The below functions are exposed to create a validator.

  • boolean: Validator<boolean>
  • number: Validator<number>
  • string: Validator<string>
  • any: Validator<any>
  • integer: Validator<number> - not a decimal
  • nil: Validator<null>
  • required: Validator<any> - not undefined and not null
  • forbidden: Validator<undefined>
  • array(Validator<A>): Validator<A[]>
  • object(Schema<A>): Validator<A>

A schema is an object where each property is a validator or a function from A to a validator.

Runners

Below are the two methods of running a validator. Both of these also have an async version, called by appending Async.

validate(Validator<A>, value): Result<A>, validateAsync(Validator<A>, value): Result<A>

Result contains an info property, which is an object containing whether the result is valid or not, and if it is valid, it holds the validated value, else it holds an error.

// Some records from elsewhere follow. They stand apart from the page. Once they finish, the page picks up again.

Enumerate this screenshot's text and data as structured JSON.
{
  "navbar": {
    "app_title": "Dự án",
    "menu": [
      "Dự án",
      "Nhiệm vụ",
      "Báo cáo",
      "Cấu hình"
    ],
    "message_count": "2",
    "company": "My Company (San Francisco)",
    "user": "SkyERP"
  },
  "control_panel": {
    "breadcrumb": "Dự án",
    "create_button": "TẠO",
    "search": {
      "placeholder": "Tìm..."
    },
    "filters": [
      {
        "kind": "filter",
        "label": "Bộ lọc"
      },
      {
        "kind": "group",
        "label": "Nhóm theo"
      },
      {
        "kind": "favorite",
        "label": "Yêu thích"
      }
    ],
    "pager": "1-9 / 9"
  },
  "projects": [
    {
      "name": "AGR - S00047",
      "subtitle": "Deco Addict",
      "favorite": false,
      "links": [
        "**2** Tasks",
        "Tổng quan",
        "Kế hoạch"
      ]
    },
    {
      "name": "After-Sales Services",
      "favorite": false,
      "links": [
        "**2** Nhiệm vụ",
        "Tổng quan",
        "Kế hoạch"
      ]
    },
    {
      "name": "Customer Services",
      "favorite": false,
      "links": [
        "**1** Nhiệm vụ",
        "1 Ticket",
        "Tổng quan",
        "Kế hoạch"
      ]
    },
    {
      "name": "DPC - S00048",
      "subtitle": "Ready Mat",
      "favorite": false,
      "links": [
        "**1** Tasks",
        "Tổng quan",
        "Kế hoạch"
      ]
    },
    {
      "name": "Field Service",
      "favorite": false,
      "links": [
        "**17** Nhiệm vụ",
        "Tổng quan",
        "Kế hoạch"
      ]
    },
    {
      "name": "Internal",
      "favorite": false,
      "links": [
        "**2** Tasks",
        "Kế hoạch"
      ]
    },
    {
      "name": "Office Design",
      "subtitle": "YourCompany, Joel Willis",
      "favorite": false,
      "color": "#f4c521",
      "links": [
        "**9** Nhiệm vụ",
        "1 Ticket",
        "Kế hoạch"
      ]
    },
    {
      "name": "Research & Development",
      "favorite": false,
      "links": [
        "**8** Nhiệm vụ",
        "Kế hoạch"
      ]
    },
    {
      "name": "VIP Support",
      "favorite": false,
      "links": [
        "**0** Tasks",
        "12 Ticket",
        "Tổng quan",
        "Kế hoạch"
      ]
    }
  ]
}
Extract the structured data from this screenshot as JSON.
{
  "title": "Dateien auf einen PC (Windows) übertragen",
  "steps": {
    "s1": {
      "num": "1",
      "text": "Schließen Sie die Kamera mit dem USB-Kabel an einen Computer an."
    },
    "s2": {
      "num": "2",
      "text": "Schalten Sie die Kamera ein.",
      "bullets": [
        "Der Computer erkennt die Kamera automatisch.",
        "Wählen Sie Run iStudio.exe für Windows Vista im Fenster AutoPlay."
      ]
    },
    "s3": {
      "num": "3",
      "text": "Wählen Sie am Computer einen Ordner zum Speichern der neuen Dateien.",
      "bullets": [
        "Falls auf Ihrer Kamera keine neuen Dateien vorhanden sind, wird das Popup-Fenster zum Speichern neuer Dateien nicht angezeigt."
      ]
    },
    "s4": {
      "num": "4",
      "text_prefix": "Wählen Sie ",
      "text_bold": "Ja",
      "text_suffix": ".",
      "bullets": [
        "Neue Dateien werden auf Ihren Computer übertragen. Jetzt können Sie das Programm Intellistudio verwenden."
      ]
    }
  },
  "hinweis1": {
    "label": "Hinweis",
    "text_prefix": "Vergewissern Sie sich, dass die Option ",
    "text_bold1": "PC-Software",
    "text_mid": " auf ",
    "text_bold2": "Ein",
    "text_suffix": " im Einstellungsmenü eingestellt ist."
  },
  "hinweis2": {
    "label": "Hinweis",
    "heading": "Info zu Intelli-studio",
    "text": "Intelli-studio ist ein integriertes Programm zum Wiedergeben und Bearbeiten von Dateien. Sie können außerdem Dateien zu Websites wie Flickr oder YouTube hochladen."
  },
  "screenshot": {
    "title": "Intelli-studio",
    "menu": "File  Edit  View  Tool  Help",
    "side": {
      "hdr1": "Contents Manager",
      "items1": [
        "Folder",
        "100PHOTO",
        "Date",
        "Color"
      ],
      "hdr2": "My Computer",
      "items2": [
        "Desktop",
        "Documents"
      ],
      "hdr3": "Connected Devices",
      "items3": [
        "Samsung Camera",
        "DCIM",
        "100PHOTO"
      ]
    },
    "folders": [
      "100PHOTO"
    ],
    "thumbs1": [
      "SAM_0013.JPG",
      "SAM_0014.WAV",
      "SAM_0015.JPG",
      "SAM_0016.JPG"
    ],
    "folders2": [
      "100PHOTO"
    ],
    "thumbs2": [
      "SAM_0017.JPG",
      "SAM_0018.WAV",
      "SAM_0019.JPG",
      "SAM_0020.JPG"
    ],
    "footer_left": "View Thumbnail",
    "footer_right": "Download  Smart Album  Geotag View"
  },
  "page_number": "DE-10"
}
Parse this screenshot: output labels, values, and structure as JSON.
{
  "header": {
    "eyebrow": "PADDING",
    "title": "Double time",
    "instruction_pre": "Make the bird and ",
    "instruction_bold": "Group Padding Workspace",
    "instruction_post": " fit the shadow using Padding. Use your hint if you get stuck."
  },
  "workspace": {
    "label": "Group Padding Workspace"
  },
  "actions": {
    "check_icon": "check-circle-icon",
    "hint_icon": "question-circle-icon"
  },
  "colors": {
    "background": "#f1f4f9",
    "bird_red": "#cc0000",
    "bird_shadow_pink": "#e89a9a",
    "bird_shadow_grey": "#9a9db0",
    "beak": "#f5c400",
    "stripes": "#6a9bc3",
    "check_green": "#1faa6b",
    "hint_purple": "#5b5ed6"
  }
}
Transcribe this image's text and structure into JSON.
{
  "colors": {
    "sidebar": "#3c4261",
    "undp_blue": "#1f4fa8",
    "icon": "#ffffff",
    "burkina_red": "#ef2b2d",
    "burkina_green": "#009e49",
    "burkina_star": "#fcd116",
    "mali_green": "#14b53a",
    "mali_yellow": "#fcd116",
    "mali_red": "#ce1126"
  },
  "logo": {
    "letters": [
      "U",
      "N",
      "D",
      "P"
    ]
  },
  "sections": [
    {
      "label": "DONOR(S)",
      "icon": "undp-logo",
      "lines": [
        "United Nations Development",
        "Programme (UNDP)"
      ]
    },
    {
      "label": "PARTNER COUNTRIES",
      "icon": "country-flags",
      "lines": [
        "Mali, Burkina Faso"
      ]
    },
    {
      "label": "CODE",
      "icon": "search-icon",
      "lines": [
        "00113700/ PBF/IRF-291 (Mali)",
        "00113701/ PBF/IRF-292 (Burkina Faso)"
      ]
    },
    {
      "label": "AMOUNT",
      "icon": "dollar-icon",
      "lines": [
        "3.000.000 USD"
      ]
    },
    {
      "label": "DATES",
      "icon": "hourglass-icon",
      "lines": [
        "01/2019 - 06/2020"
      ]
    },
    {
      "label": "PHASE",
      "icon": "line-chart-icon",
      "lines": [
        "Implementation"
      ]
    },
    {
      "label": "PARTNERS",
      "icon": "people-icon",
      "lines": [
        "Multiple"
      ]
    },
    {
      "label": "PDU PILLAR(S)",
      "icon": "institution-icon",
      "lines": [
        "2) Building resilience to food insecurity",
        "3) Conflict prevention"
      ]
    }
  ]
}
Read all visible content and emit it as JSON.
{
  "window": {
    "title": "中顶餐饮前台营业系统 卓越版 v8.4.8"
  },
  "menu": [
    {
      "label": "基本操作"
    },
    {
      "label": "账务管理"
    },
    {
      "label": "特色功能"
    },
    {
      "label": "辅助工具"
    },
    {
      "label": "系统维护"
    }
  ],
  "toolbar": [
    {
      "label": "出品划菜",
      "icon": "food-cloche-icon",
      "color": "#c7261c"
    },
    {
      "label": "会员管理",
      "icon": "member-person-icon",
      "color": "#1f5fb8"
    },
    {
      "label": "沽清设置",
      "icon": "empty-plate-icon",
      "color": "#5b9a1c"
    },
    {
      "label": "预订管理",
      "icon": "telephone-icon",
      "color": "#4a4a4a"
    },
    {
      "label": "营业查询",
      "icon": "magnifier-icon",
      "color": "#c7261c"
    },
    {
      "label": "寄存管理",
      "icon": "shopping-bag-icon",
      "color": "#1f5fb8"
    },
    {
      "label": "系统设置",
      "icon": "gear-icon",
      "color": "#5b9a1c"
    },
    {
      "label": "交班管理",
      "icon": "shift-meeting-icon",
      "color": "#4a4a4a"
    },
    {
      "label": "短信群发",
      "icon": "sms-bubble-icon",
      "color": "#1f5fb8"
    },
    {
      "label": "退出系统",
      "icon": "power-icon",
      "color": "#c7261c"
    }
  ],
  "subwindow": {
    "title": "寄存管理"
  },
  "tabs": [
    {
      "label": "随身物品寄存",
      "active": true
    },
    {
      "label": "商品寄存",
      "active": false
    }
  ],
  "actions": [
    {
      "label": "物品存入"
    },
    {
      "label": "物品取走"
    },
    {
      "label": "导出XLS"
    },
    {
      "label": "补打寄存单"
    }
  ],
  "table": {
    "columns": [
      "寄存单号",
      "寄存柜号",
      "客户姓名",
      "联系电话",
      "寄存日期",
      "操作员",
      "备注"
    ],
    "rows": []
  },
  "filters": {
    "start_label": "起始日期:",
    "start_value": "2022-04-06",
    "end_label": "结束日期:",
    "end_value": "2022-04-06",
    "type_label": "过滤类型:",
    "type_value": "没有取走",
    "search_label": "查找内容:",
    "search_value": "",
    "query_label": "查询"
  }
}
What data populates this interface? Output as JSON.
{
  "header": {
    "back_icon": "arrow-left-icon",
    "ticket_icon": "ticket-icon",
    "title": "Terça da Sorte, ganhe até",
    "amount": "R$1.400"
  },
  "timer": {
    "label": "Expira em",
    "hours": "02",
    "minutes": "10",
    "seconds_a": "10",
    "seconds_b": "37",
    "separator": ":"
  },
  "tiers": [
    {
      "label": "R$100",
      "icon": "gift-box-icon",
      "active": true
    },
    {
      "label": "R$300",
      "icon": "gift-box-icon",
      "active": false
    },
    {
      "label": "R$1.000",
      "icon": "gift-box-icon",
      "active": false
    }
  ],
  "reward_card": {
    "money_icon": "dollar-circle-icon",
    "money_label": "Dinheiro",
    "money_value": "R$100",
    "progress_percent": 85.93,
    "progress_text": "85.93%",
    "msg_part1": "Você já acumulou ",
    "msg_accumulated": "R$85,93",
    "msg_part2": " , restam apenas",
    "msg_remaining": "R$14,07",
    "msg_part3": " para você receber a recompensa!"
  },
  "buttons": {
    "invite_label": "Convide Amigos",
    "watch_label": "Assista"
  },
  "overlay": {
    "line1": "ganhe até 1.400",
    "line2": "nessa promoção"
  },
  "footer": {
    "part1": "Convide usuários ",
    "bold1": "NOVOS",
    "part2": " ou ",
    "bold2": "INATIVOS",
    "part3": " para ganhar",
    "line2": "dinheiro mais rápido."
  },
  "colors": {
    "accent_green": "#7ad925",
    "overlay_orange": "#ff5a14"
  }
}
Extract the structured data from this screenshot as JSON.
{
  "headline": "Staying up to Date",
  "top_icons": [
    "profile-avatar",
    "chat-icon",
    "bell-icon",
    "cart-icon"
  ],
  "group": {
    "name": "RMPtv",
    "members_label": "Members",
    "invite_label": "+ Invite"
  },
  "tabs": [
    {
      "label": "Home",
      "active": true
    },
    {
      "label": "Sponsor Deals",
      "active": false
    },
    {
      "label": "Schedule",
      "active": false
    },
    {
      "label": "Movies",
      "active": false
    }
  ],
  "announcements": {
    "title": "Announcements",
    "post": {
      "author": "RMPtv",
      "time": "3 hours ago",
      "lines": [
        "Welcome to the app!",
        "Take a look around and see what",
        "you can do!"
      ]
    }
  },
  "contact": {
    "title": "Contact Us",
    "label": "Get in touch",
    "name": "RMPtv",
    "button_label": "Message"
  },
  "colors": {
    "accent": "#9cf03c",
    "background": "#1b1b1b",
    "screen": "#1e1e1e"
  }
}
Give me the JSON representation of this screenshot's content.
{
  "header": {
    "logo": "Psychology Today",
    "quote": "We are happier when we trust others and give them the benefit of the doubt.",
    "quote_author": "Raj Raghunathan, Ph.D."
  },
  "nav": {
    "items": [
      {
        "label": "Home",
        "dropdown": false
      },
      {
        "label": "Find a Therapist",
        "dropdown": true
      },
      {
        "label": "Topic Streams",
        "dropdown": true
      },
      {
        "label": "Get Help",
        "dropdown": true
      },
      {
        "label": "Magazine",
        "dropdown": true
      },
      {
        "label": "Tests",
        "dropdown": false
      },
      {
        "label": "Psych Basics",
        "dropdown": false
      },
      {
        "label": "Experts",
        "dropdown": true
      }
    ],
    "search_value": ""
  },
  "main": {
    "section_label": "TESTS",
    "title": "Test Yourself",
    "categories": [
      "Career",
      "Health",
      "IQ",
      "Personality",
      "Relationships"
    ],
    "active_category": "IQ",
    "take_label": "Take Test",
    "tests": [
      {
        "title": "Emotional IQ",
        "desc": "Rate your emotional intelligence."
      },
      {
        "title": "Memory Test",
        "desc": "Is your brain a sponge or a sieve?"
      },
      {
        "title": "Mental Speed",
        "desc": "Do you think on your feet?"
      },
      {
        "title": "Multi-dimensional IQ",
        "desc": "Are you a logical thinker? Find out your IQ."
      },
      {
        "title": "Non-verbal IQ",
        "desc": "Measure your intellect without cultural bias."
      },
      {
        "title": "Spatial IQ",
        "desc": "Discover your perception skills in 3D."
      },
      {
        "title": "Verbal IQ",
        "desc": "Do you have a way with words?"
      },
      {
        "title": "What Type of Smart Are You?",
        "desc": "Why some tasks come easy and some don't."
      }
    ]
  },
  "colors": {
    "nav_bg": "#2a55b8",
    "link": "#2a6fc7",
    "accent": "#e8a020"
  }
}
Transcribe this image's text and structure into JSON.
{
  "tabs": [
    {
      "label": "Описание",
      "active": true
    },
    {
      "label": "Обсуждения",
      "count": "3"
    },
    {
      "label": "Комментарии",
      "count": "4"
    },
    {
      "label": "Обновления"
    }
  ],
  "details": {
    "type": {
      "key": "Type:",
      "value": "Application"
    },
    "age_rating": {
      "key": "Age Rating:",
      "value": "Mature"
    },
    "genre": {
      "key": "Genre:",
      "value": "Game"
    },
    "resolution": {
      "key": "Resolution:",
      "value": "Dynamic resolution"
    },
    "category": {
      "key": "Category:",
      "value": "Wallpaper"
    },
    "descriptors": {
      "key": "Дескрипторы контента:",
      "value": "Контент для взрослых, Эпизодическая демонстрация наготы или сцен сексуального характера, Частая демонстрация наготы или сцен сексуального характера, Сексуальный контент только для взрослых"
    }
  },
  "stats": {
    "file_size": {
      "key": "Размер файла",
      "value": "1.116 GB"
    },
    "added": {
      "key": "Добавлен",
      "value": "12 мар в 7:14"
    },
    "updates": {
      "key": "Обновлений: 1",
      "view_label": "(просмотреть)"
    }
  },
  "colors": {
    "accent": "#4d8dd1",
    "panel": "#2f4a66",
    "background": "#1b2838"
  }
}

info: { valid: true; object: A } | { valid: false; error: ValidationError }

assert(Validator<A>, value): A, assertAsync(Validator<A>, value): A

Returns the validated value, or throws an error if invalid.

Logical operators

The below functions are exposed for logical operations on validators. They are also methods on the class, if you prefer chaining.

and(Validator<A>, Validator<B>): Validator<A & B>

Short circuits if the first is invalid.

or(Validator<A>, Validator<B>): Validator<A | B>

Short circuits if the first is valid.

xor(Validator<A>, Validator<B>): Validator<A | B>

Is valid if only one is valid, invalid in all other cases.

Methods

#default(a: A): Validator<A>

Allows the value to be undefined, and returns a in that case.

#optional<A>(): Validator<A | undefined>

Allows the value to be undefined.

#not(a: A): Validator<A>

Ensures that the value is not strictly equal to a.

#map(A -> B): Validator<B>, mapAsync(A -> Promise<B>): Validator<B>

Maps the result through the function if the validator returns valid.

Contribute

Please submit an issue with outlining your idea. If small, a pull request can be submitted immediately.

License

This project is licensed under the MIT license.